Antes de iniciar as sessões de tratamento, o paciente sentia ainda que a mão-fantasma estava situada logo a seguir ao coto e não na posição normal, depois do pulso. Mas, quando começou a fazer as sessões virtuais, o homem passou a sentir a posição da mão-fantasma no local correcto. Além disso, aprendeu a mover o braço virtual e consegue agora "mexer" cada um dos dedos da mão-fantasma.
A equipa não sabe quais serão os efeitos a longo prazo deste tratamento: se a diminuição da dor se mantém depois de as sessões terminarem. Por isso, decidiram manter os exercícios com este paciente. Uma alternativa é o programa virtual ser instalado na casa do homem. Está ainda em curso um programa que reúne hospitais suecos e clínicas de outros países europeus para aplicarem a técnica a outras pessoas que estão na mesma situação.
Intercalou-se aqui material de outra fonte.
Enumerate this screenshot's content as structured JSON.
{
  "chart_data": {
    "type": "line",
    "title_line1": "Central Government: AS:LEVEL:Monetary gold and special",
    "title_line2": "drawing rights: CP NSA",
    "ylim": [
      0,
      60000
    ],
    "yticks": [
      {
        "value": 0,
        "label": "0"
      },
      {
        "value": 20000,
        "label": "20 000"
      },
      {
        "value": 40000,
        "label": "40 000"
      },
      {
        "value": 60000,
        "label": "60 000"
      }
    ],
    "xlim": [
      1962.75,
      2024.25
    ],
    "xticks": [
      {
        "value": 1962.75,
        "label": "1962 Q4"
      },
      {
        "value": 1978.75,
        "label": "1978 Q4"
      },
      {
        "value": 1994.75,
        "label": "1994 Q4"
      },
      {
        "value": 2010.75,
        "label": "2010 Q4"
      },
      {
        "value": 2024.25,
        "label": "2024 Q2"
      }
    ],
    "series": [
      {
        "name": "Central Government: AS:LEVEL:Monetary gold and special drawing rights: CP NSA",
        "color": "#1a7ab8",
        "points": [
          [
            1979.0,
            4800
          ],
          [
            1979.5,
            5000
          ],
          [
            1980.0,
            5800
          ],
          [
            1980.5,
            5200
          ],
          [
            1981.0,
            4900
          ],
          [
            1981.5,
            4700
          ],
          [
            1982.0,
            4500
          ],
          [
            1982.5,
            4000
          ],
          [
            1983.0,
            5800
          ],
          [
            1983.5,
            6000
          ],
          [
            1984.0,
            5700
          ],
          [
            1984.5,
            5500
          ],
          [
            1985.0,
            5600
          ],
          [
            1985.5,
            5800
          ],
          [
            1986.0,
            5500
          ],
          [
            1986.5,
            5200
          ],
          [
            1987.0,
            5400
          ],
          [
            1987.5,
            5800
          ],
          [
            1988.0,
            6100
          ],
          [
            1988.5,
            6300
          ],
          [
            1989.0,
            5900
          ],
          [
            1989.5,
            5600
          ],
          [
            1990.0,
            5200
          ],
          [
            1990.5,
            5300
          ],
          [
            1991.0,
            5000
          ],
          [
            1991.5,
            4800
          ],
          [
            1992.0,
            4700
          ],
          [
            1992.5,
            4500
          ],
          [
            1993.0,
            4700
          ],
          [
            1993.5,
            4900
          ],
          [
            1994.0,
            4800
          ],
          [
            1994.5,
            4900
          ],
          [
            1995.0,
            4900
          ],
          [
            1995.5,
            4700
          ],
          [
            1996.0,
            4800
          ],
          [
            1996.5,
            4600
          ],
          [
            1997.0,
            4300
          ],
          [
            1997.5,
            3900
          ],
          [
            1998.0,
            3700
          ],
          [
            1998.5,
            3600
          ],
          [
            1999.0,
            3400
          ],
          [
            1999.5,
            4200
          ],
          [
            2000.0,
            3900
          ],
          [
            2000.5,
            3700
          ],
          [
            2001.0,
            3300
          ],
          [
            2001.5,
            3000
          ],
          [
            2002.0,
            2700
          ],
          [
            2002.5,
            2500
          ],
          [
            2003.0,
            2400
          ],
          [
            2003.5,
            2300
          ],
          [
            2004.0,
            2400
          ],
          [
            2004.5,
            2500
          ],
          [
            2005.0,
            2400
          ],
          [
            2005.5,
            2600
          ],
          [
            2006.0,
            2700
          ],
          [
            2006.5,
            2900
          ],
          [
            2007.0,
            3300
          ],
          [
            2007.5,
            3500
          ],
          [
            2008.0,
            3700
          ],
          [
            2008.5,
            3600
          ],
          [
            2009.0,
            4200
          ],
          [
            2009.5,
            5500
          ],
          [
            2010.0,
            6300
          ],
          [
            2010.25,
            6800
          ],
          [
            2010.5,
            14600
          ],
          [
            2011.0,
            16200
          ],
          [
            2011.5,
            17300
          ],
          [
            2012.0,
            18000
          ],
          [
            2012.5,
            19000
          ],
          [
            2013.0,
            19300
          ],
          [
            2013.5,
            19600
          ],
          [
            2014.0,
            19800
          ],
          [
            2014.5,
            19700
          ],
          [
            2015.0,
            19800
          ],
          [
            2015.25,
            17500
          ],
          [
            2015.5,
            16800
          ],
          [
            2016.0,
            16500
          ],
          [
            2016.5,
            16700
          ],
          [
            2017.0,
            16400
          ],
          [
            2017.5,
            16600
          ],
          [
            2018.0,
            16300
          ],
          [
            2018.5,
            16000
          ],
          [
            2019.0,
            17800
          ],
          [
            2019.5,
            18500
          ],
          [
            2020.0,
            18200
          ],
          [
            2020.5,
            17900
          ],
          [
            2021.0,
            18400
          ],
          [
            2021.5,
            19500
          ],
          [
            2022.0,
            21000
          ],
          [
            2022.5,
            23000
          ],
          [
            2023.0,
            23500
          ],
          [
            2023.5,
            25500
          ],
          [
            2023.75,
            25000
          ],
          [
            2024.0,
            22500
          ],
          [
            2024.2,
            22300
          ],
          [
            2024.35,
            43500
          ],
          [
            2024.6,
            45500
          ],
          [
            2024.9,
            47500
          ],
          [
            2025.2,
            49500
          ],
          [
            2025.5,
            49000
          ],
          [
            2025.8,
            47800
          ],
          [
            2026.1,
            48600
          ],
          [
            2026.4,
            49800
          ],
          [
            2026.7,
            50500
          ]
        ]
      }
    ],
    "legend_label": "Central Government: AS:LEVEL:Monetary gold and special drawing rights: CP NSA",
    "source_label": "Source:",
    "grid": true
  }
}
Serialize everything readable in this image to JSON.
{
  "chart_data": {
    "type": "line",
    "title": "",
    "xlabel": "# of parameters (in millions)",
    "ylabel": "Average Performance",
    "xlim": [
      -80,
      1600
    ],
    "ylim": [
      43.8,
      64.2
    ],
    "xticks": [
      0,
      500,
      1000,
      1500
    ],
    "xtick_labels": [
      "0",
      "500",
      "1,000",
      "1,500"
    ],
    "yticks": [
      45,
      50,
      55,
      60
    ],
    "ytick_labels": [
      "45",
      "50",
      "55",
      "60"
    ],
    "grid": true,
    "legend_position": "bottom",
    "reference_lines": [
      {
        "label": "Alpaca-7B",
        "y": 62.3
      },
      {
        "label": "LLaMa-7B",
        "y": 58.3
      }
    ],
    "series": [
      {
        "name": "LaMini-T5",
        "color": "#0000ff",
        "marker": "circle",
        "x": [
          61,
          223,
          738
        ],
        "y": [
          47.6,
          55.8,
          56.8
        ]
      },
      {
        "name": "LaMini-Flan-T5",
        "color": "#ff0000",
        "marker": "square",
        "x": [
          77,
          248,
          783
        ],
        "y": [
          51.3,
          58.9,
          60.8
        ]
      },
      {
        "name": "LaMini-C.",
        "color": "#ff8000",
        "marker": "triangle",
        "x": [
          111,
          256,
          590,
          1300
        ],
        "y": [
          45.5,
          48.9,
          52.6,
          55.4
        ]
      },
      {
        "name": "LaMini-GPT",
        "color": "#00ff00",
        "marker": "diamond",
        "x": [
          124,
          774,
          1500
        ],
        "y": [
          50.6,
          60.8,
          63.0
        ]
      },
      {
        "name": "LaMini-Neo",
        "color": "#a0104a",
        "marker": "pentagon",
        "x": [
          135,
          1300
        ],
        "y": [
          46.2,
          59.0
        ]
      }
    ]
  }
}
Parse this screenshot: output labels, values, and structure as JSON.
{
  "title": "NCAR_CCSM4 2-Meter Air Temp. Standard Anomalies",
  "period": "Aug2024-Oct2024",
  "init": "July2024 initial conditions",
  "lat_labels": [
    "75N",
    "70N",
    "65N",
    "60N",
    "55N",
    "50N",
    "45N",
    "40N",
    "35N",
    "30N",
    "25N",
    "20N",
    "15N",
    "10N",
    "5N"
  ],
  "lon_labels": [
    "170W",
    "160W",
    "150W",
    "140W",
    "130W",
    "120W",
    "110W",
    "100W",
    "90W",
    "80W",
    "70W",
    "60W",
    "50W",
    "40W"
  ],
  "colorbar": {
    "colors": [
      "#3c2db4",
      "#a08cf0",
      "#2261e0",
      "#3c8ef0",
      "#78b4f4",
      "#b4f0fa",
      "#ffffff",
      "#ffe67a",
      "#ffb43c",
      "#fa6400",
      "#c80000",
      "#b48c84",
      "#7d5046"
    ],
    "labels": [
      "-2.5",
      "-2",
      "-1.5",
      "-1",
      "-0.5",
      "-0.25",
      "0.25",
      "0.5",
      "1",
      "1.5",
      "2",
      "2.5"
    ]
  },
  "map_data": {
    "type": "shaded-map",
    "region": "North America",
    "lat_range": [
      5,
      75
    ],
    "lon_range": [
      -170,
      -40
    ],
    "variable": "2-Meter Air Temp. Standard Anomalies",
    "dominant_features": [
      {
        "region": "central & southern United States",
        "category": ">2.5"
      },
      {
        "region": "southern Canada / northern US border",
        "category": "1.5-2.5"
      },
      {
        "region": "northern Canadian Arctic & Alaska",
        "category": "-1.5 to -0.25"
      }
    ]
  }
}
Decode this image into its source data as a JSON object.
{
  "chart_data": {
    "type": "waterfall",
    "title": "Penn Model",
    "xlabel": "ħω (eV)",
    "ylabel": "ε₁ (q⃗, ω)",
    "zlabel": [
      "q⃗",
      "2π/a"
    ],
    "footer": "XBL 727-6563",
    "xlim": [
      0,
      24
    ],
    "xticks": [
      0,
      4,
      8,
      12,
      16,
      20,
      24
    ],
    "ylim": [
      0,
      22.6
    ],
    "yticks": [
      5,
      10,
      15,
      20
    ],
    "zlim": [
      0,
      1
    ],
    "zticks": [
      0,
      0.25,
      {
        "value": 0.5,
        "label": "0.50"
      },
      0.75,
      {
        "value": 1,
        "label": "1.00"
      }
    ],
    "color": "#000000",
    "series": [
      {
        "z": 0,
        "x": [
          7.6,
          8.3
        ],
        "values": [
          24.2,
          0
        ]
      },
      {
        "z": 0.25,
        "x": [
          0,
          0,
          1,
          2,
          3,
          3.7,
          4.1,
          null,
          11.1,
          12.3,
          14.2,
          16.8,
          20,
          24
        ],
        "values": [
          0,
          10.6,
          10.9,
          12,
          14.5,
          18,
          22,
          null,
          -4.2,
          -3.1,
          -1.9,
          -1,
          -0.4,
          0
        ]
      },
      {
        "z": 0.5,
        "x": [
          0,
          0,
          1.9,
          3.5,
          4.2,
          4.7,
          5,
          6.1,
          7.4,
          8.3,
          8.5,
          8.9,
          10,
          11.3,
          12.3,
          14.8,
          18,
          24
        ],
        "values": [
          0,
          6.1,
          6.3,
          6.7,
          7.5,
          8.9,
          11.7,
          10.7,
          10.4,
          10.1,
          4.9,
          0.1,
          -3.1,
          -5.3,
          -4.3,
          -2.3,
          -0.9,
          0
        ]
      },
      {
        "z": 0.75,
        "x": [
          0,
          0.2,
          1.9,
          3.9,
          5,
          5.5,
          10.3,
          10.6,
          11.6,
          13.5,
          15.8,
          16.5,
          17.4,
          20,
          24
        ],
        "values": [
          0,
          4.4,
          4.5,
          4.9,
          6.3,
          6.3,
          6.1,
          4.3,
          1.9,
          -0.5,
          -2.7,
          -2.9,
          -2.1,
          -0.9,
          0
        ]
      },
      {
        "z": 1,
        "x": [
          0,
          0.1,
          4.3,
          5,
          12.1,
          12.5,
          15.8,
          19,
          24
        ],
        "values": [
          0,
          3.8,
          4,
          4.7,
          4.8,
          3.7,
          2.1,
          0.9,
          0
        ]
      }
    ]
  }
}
A razão de a dor ser suprimida permanece uma incógnita – pode ser causada pela nova actividade dos músculos do braço amputado durante os exercícios ou pode estar ligada ao cérebro acreditar que, afinal, o braço e a mão existem, estão ali e funcionam. De qualquer forma, para os autores, este tratamento poderá ser aplicado a outro tipo de pacientes que “necessitam de reabilitação neuromuscular no caso dos acidentes vasculares cerebrais (AVC) e de lesões parciais da medula espinal”, explica-se no artigo. A única condição necessária é que ainda haja sinais eléctricos dos músculos que possam ser lidos pelos eléctrodos.
Quanto ao homem de 72 anos, as mudanças que ocorreram graças a este tratamento experimental são notadas pela família, diz a mulher, citada no artigo: “O meu marido pode viver mais dez anos do que eu esperava, agora que a dor tem um papel menos importante na sua vida, e os que estão próximos dele vêem isso."